M5 is located in the constellation Serpens Caput, just north of Zubeneschamali. It is barely detectable to the unaided eye as a faint star but in binoculars, it appears as a faint, fuzzy star. The image here was taken through a 120mm Megrez refractor. Some amateur observers think that M5 is the finest globular cluster north of the celestial equator for small telescopes – even better than the celebrated M13, the Great Hercules cluster.
Last night (4 June) 24 people of all ages attended our club’s “Last Call for Jupiter” Star Party for members at the SCC Observatory. It was a beautiful night, with just a trace of high cloud.
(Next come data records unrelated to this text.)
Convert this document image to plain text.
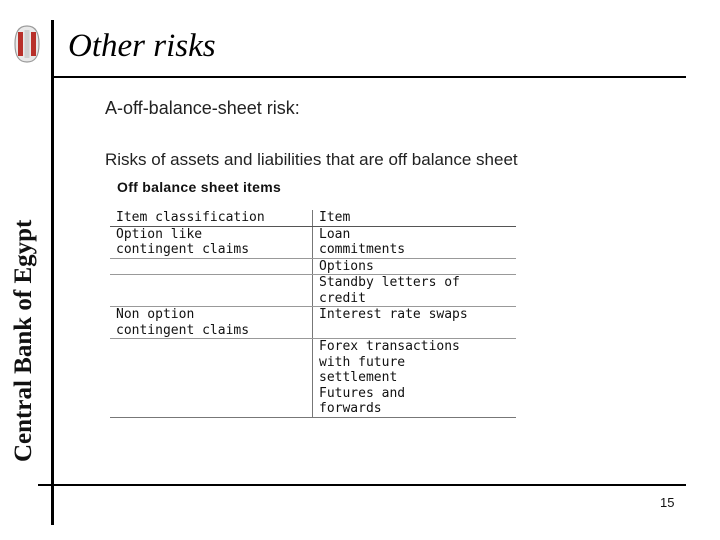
Central Bank of Egypt
Other risks
A-off-balance-sheet risk:
Risks of assets and liabilities that are off balance sheet
Off balance sheet items
Item classification	Item
Option like
contingent claims
Loan
commitments
Options
Standby letters of
credit
Non option
contingent claims
Interest rate swaps
Forex transactions
with future
settlement
Futures and
forwards
15
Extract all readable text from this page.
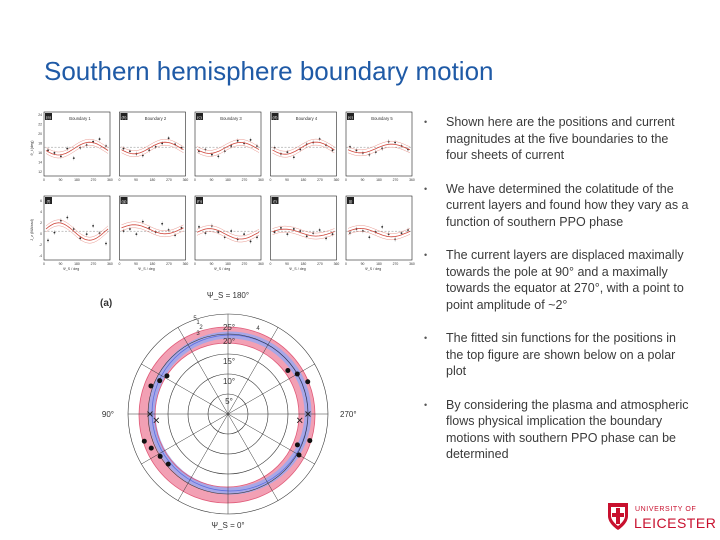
Southern hemisphere boundary motion
• Shown here are the positions and current magnitudes at the five boundaries to the four sheets of current
• We have determined the colatitude of the current layers and found how they vary as a function of southern PPO phase
• The current layers are displaced maximally towards the pole at 90° and a maximally towards the equator at 270°, with a point to point amplitude of ~2°
• The fitted sin functions for the positions in the top figure are shown below on a polar plot
• By considering the plasma and atmospheric flows physical implication the boundary motions with southern PPO phase can be determined
(a)	Boundary 1
0	90	180	270	360
(b)	Boundary 2
0	90	180	270	360
(c)	Boundary 3
0	90	180	270	360
(d)	Boundary 4
0	90	180	270	360
(e)	Boundary 5
0	90	180	270	360
(f)
0	90	180	270	360
Ψ_S / deg
(g)
0	90	180	270	360
Ψ_S / deg
(h)
0	90	180	270	360
Ψ_S / deg
(i)
0	90	180	270	360
Ψ_S / deg
(j)
0	90	180	270	360
Ψ_S / deg
24
22
20
18
16
14
12
6
4
2
0
-2
-4
θ_i (deg)
J_z (MA/rad)
(a)
25°
20°
15°
10°
5°
1
2
3
4
5
Ψ_S = 180°
Ψ_S = 0°
90°	270°
UNIVERSITY OF
LEICESTER
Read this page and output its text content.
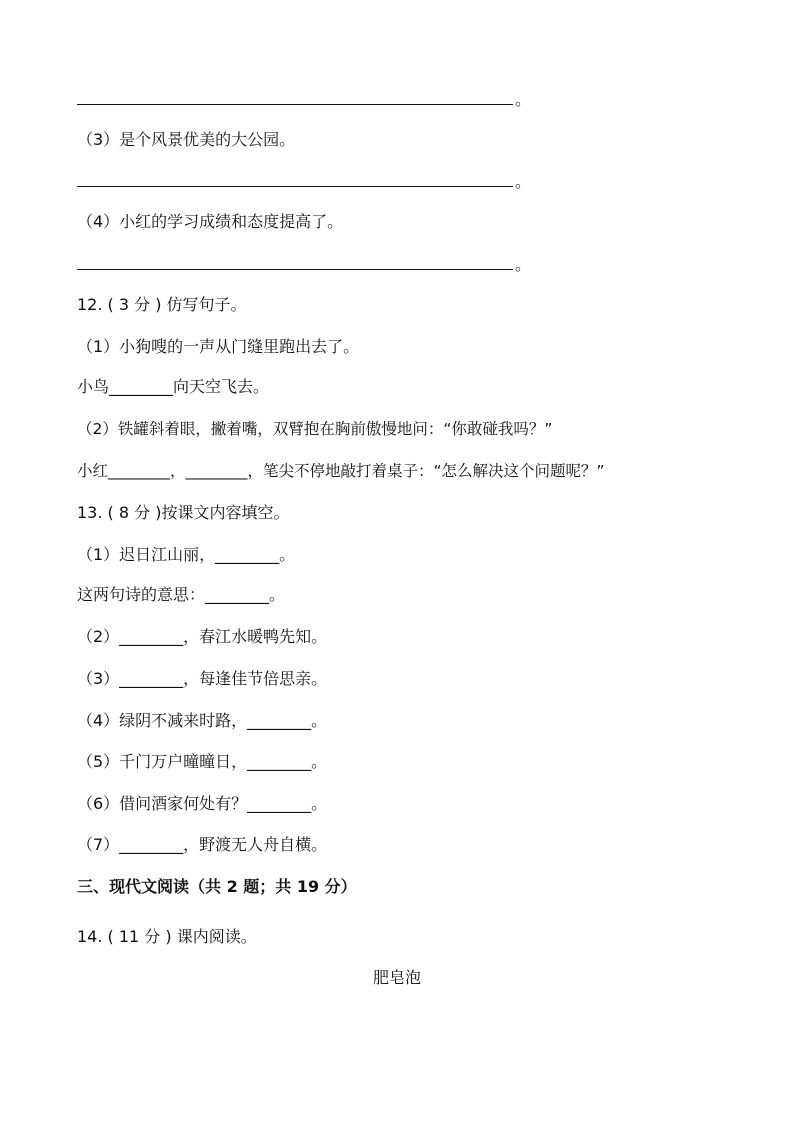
。
（3）是个风景优美的大公园。
。
（4）小红的学习成绩和态度提高了。
。
12. ( 3 分 ) 仿写句子。
（1）小狗嗖的一声从门缝里跑出去了。
小鸟________向天空飞去。
（2）铁罐斜着眼，撇着嘴，双臂抱在胸前傲慢地问：“你敢碰我吗？”
小红________，________，笔尖不停地敲打着桌子：“怎么解决这个问题呢？”
13. ( 8 分 )按课文内容填空。
（1）迟日江山丽，________。
这两句诗的意思：________。
（2）________，春江水暖鸭先知。
（3）________，每逢佳节倍思亲。
（4）绿阴不减来时路，________。
（5）千门万户曈曈日，________。
（6）借问酒家何处有？________。
（7）________，野渡无人舟自横。
三、现代文阅读（共 2 题；共 19 分）
14. ( 11 分 ) 课内阅读。
肥皂泡
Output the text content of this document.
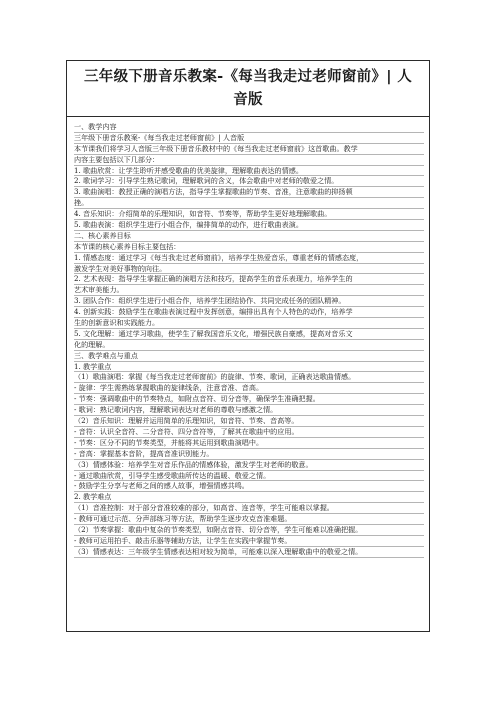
三年级下册音乐教案-《每当我走过老师窗前》| 人音版
一、教学内容
三年级下册音乐教案-《每当我走过老师窗前》| 人音版
本节课我们将学习人音版三年级下册音乐教材中的《每当我走过老师窗前》这首歌曲。教学
内容主要包括以下几部分：
1. 歌曲欣赏：让学生聆听并感受歌曲的优美旋律，理解歌曲表达的情感。
2. 歌词学习：引导学生熟记歌词，理解歌词的含义，体会歌曲中对老师的敬爱之情。
3. 歌曲演唱：教授正确的演唱方法，指导学生掌握歌曲的节奏、音准，注意歌曲的抑扬顿
挫。
4. 音乐知识：介绍简单的乐理知识，如音符、节奏等，帮助学生更好地理解歌曲。
5. 歌曲表演：组织学生进行小组合作，编排简单的动作，进行歌曲表演。
二、核心素养目标
本节课的核心素养目标主要包括：
1. 情感态度：通过学习《每当我走过老师窗前》，培养学生热爱音乐，尊重老师的情感态度，
激发学生对美好事物的向往。
2. 艺术表现：指导学生掌握正确的演唱方法和技巧，提高学生的音乐表现力，培养学生的
艺术审美能力。
3. 团队合作：组织学生进行小组合作，培养学生团结协作、共同完成任务的团队精神。
4. 创新实践：鼓励学生在歌曲表演过程中发挥创意，编排出具有个人特色的动作，培养学
生的创新意识和实践能力。
5. 文化理解：通过学习歌曲，使学生了解我国音乐文化，增强民族自豪感，提高对音乐文
化的理解。
三、教学难点与重点
1. 教学重点
（1）歌曲演唱：掌握《每当我走过老师窗前》的旋律、节奏、歌词，正确表达歌曲情感。
- 旋律：学生需熟练掌握歌曲的旋律线条，注意音准、音高。
- 节奏：强调歌曲中的节奏特点，如附点音符、切分音等，确保学生准确把握。
- 歌词：熟记歌词内容，理解歌词表达对老师的尊敬与感激之情。
（2）音乐知识：理解并运用简单的乐理知识，如音符、节奏、音高等。
- 音符：认识全音符、二分音符、四分音符等，了解其在歌曲中的应用。
- 节奏：区分不同的节奏类型，并能将其运用到歌曲演唱中。
- 音高：掌握基本音阶，提高音准识别能力。
（3）情感体验：培养学生对音乐作品的情感体验，激发学生对老师的敬意。
- 通过歌曲欣赏，引导学生感受歌曲所传达的温暖、敬爱之情。
- 鼓励学生分享与老师之间的感人故事，增强情感共鸣。
2. 教学难点
（1）音准控制：对于部分音准较难的部分，如高音、连音等，学生可能难以掌握。
- 教师可通过示范、分声部练习等方法，帮助学生逐步攻克音准难题。
（2）节奏掌握：歌曲中复杂的节奏类型，如附点音符、切分音等，学生可能难以准确把握。
- 教师可运用拍手、敲击乐器等辅助方法，让学生在实践中掌握节奏。
（3）情感表达：三年级学生情感表达相对较为简单，可能难以深入理解歌曲中的敬爱之情。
There were 10 telescopes set up including the observatory’s 14 inch Celestron Edge HD. Later in the session our VP, Mike Bradley, hooked up his camera to the observatory’s telescope to capture images of the planets.
Jupiter, Mars, and Saturn were all prominent in the sky, with Mars making a close approach to Earth and Saturn at opposition.
We look forward to seeing the results of the photography session.
Charles Ennis, President
This image of Messier 82 was imaged from Roberts Creek on May 29/30 2016 with a Megrez 120mm, Canon 60Da, and a x1.6 Barlow lens. Guided exposures were taken at 30, 120, 300 and 600 seconds for a total exposure time of 68 mins. at 1600 ISO. Stacking was with Deep Sky Stacker, processing in Photoshop CS2 and PixInsight. The sky quality (SQM) reading was an excellent 21.9, the best I’ve ever recorded from this location, all my neighbour’s lights were off and the moon had not risen!
Messier 82 is a starburst galaxy about 12 million light-years away in the constellation Ursa Major in which stars are forming at very high rates. It is a member of the M81 Group, this group is circumpolar, we can see it from our latitude all year round. Finding M82 is not particularly difficult as the “Plough” asterism of Ursa Major can be used as the starting point. The M81 / M82 pair is located 10 degrees northwest of Dubhe, the northwest corner star of the bowl of the Plough.
M82 is about five times more luminous than the whole Milky Way and has a center one hundred times more luminous than our galaxy’s center. The starburst activity is thought to have been triggered by interaction with neighbouring galaxy M81. As the closest starburst galaxy to our own, M82 is the prototypical example of this galaxy type, the Seyfert galaxies. In 2014, in studying M82, scientists discovered the brightest pulsar yet known, designated M82 X-2, it lies at the centre of the galaxy.
On 10 April between 2:48 and 3:28 PM our members gathered at the SCC Observatory to witness the Moon occulting Aldebaran.
Our treasurer Bruce Fryer reports:
“My wife and I also enjoyed Sunday afternoon stargazing and getting a donor scope out of mothballs. The clouds cleared back, the sun shone warmly and then Aldebaran popped out from behind the moon—a tiny pinprick of light in the blue sky—only visible if you knew exactly where to look. Who would have thought! Thanks, Neil and the rest of the gang that came along.”
Our VP Mike Bradley used our Malincam to get this photo of the Sun. Mike reports:
“Here is an image of sunspot AR2529 taken on Sunday during the Moon/Aldebaran outing to the observatory.
‘Clouds made observing the occultation rather challenging, although David was skilled enough to be able to glimpse it. The rest of us spent time looking at the sun as well. The image here was taken through the Mallincam using a Mylar style filter on an ED80, as a 2 minute video and then stacked and colourised. If you have a suitable solar scope, this is a very impressive sunspot group, with definite umbra and penumbra features, it may have a few more days before it fades – so take a look.”